Rapporto Censis, futuro demografico in bilico? E’ quanto emerso dalla cinquantasettesima relazione del Censis sulla popolazione italiana e sulla sua situazione sociale. Il quadro recita: la popolazione anno dopo anno – fino al 2050 – decrementerà di circa nove milioni e incrementerà la longevità, con persone oltre i sessantacinque anni.
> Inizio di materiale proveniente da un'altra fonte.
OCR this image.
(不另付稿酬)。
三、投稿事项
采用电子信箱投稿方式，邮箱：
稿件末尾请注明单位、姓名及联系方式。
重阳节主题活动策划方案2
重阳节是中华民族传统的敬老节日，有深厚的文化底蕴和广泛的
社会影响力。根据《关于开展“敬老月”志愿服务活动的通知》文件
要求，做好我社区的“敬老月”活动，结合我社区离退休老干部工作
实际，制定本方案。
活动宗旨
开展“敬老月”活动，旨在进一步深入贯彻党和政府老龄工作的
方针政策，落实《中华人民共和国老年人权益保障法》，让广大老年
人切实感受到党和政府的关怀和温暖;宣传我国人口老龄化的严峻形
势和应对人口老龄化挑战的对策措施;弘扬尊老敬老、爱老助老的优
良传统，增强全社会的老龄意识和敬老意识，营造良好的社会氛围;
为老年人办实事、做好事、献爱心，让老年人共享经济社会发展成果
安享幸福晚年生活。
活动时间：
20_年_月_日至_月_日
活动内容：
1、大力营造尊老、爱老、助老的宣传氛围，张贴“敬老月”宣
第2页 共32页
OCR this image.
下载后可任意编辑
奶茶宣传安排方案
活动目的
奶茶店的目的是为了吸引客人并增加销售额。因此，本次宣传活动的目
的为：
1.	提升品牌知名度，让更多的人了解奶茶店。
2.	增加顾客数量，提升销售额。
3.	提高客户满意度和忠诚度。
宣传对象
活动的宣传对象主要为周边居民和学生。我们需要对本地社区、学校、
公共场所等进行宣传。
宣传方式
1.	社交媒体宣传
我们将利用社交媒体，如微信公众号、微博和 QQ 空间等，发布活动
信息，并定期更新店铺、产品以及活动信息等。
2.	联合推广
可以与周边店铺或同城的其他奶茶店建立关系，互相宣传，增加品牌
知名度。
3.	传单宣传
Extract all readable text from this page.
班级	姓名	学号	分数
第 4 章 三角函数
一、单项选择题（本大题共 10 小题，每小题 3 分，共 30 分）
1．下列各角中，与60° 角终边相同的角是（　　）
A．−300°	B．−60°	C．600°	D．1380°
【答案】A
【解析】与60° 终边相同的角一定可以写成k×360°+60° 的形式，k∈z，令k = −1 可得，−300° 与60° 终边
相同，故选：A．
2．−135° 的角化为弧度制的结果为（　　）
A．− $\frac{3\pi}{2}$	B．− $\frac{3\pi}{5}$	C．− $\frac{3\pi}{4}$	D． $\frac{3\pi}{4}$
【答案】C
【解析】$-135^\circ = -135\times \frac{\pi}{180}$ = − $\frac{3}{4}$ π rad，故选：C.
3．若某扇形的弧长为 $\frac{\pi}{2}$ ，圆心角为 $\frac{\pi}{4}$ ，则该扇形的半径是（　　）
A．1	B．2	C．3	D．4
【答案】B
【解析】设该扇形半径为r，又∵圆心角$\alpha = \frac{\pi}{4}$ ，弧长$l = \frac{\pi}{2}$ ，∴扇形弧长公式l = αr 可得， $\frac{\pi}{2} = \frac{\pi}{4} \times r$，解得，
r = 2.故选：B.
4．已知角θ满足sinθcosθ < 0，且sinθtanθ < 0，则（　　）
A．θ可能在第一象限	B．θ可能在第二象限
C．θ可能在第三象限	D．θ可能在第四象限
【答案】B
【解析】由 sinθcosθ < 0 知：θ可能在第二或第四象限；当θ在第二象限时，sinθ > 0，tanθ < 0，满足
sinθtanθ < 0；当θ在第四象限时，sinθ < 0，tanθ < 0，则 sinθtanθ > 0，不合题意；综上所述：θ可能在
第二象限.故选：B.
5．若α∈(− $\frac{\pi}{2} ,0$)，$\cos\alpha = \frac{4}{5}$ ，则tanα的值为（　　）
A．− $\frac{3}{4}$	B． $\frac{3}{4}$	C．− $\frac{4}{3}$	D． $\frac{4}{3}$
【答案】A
Si prospetta una nazione con molti giovani destinati quasi a estinguersi e con una popolazione formata in sostanza, da gente anziana e sola. Incide il clima e i suoi effetti, incide l’andamento attuale della società italiana – il quale non promette niente di buono – e incide il rancore morboso che sempre più prende quota. Il femminicidio è l’esempio di quest’ultimo tasto toccato, se muore ogni giorno una donna, perché uccisa da “un uomo”.
Rapporto Censis, futuro demografico in bilico? Procreare sarà un problema
Un problema enorme sarà appunto procreare: secondo la relazione del Censis, nel 2040 solo una coppia su quattro sarà capace di avere figli. Già c’è chi ieri e oggi ha manifestato e manifesta questo disagio e il quale non sa come capacitarne di questo spiacevole inconveniente. Questa prospettiva rincara ancora più gravemente la dose, mette ancora di più il dito in questa piaga sociale. E non solo ciò: sempre nel 2040 gli anziani che soffrono oggi di disabilità, sono destinati a non migliorare e dunque ad accentuarsi ancora di più la loro disabilità. Chi col tempo avanzerà con gli anni, difficilmente avrà figli (specie chi non è capace di averli tra i trenta e i quaranta anni) e l’incubo solitudine incombe sul suo futuro. Si spera che la situazione generale descritta sarà smentita.